При этом Наташа не замечает (а Луговой теперь все так отчетливо помнит), как ее мать, взглянув в эту минуту на свою дочь, встает и быстро выходит из той комнаты, где осколком неба в полумраке мерцает экран, создающий иллюзию близости сердец, на самом деле отдаленных друг от друга огромным расстоянием, бездной океана и совсем незнакомых друг с другом.
…А потом Катя Сошникова приносит музыкальный журнал, и Наташа узнает из него, что играл он в тот день на даче в подмосковном лесу «Посвящение» Шумана — Листа.
«16 июля
Не могу быть счастливой, когда другие страдают. Кто бы только видел эту женщину с изможденным от зноя тяжкого труда и вина лицом. Добрейшее существо. Готова отдать все. Любит меня, людей. Так обижена жизнью, а любит. Вот у кого надо учиться любви к людям не показной, а глубокой, сердечной, искренней. Не завидует тем, кто живет лучше. Насколько чище и выше нас во всех отношениях. Разве только она виновата, что пьет? Как можно осуждать человека, который зимой, в жуткий мороз, по пояс в снегу откапывает деревья, а летом тяпает под палящим солнцем, чьи руки изъедены купоросом, а пятки похожи на толстые подошвы. Мы, встревоженные пустяковым порезом, не обращаем внимания на жуткие раны. Воистину чужое не болит. А должно болеть. А я? Я искренне пишу в дневник или напоказ? Как отличить показное от искреннего?»
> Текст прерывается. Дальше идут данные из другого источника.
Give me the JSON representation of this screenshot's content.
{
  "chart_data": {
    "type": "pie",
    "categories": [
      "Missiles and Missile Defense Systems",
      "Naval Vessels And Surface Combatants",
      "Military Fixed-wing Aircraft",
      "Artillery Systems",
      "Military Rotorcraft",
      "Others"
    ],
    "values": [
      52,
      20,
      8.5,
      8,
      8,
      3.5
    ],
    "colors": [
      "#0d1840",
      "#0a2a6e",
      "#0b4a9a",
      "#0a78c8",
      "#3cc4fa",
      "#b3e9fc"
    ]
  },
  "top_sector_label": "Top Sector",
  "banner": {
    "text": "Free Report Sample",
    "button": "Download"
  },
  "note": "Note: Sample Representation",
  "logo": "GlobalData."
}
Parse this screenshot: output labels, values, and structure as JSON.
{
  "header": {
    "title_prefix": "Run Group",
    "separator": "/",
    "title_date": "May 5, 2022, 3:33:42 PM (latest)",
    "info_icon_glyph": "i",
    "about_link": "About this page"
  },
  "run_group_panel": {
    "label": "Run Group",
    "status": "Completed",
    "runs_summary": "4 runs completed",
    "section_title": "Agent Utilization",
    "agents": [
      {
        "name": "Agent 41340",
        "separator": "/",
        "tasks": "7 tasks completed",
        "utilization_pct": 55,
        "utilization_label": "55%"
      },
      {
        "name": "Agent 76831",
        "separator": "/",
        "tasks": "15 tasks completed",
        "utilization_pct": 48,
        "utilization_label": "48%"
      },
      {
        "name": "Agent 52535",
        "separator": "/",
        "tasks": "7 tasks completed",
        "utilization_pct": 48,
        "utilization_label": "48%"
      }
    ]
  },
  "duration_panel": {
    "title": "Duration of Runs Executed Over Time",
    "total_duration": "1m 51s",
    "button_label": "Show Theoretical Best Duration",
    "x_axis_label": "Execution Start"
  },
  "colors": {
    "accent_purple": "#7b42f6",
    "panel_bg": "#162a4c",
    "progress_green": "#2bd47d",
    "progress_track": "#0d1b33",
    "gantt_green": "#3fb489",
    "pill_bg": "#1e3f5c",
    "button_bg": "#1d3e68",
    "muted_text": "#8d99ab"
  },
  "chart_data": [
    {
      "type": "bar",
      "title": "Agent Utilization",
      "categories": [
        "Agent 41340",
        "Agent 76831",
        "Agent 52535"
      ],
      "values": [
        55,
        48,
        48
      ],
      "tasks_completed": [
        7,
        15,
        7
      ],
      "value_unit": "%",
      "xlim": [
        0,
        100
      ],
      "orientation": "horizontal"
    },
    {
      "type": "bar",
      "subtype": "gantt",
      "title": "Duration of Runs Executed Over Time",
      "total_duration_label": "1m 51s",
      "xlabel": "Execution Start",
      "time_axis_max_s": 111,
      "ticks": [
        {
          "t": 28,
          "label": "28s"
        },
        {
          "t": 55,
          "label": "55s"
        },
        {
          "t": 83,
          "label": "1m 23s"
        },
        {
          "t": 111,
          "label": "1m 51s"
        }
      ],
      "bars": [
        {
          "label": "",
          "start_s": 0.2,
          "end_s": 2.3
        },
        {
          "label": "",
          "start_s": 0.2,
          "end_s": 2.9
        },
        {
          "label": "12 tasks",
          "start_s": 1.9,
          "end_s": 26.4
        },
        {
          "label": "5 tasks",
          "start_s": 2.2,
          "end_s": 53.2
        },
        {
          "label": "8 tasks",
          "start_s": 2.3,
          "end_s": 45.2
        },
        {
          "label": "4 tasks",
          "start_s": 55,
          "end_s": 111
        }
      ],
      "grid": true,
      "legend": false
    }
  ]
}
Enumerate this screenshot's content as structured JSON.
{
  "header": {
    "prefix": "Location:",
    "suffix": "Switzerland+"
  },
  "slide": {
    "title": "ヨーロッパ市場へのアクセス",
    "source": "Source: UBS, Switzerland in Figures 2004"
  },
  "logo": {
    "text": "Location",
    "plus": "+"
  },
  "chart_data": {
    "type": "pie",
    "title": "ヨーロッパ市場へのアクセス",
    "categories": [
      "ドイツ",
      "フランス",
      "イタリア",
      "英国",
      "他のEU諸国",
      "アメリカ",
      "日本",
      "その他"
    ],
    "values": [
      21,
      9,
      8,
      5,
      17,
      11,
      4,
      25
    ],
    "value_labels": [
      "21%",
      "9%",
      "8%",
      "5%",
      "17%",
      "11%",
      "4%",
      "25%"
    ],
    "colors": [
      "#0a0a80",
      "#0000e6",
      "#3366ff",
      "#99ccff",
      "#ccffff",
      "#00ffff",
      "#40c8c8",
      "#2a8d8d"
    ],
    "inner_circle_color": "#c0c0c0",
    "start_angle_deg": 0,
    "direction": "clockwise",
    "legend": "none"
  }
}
Вот к чему приводит, когда дети присутствуют при разговорах взрослых… И это он тоже хорошо помнит — это было в средине июля. Лето в разгаре. Как всегда, в это вечернее время по хутору поют песни — казаки не могут без песен. Но громче всех поют во дворе у Махоры, — значит, опять гуляет три дня, пока не выполнит своей нормы. А через три дня опять придет на медпункт к врачу Марине Николаевне Луговой за бюллетенем и ничуть не обидится на нее, получив отказ, потому что и сама знает — не имеет права. И тогда она придет в контору совхоза к замещающему больного директора главному агроному Луговому с просьбой допустить ее до работы в последний раз. И он опять допустит ее в последний раз — и потому, что у Махоры золотые руки, никто лучше не умеет чеканить и опрыскивать виноград, и потому, что дети совсем неповинны в том, что у них такая мать. А когда потом Наташа зайдет к ее дочери, своей задушевной подружке, Махора будет с уважением говорить, что у Наташи строгая, но справедливая мать, а вот отец ее — Махорин кореш, потому что они годки, оба шестнадцатого года.